I took the start line at Apple ‘Cross next to my arch nemesis* who I am sure thinks I am nothing. The group ahead of us went off, and the two minutes until our start dragged by with each second feeling longer than the last. My heart was racing with nerves. It seemed silly to be so nervous for a 40 minute race, but I was.
Finally, we were off. I got off to a bit of a better start than the last race, but after a few turns, I was pulling up the back of the pack again. I was instantly frustrated and angry at myself. Two emotions that do not really help race performance. I spotted the front of the field up ahead, and thought that maybe there was still hope, they were not that far ahead. I was wrong, there wasn’t hope. At least not today.

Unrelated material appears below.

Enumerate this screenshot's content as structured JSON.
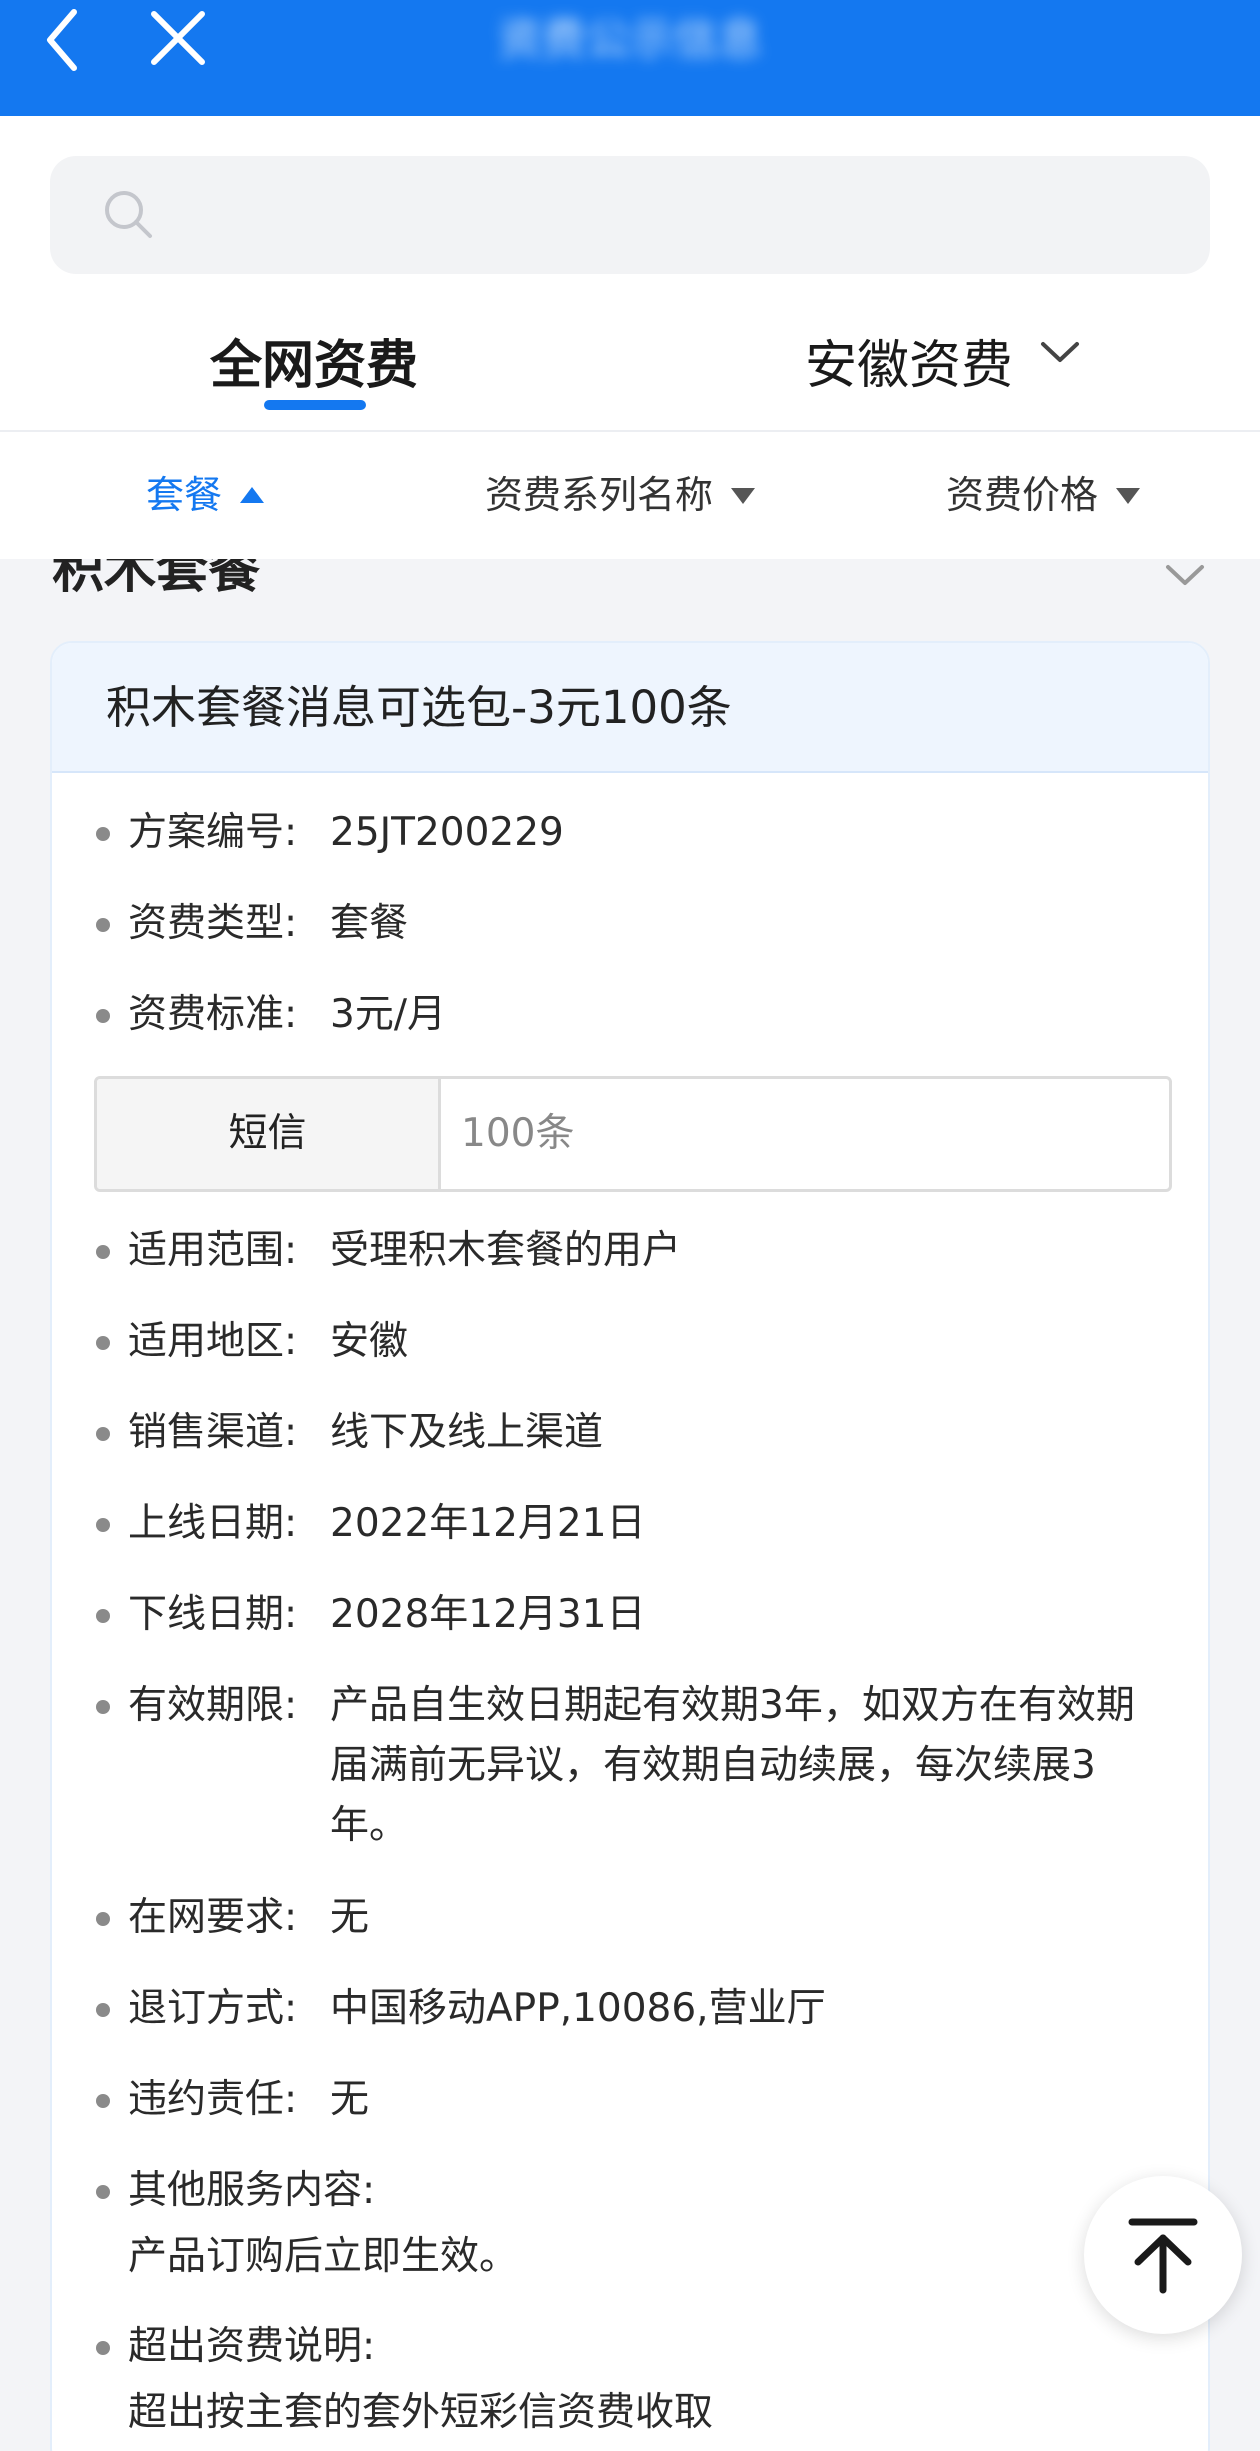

I got more and more frustrated through each tight turn as I barely scraped through at ridiculously slow speeds. Voices inside my head told me that if I was really a mountain biker, I should really be able to corner better than this. What an embarrassment I am! And since I can barely remount my bike or clear the barriers, I should be racing 4’s. What a poser I am for thinking I can hang with the 3/4’s. But I should be able to hang with the 3/4’s. At my last race, I lost to people I have never lost to before. At this race it wasn’t much better. What is wrong with me??
While the answer to that question might be many things, I think the most obvious one is a sheer lack of practice. I was able to skate by in cyclocross last year with decent results for 3 races without much effort. In the Cat 4, fumbling on your remount doesn’t lose you too much time or make you feel too stupid. Now it is a different story, and I have a brand new cyclocross bike that I am apparently quite wobbly on off-road and in the corners. Last year, I rode my mountain bike for ‘cross, and I honestly do not feel like the extra few pounds were much of a disadvantage. I can pretty confidently ride the crap out of that bike, but not so much on the cyclocross bike quite yet.
So the first order of business has been getting rid of those wobbles by this weekend. Easier said than done however, with the days getting shorter by the minute. Riding single track on a cross bike in the dark alone = freaky! The other night, I lasted about 15 minutes on the trails after it got dark. I then headed to a less scary location to practice mounts and dismounts. This was nice in the dark however, because no one could see me. I can’t even image how weird it must look to people when I am just constantly getting on and off my bike. However, they would probably think it was even weirder if they asked and I tried to explain cyclocross to them. You ride laps around a course in crazy weather as hard as you can and jump over barriers and grab dollar bills and sausages? Why would you do that?
Anyway, next up is Hyattesville on Sunday, and hopefully I can pull it together and move up a few places.
* I say arch nemesis in the most positive way possible. Many of my nemeses are also close friends.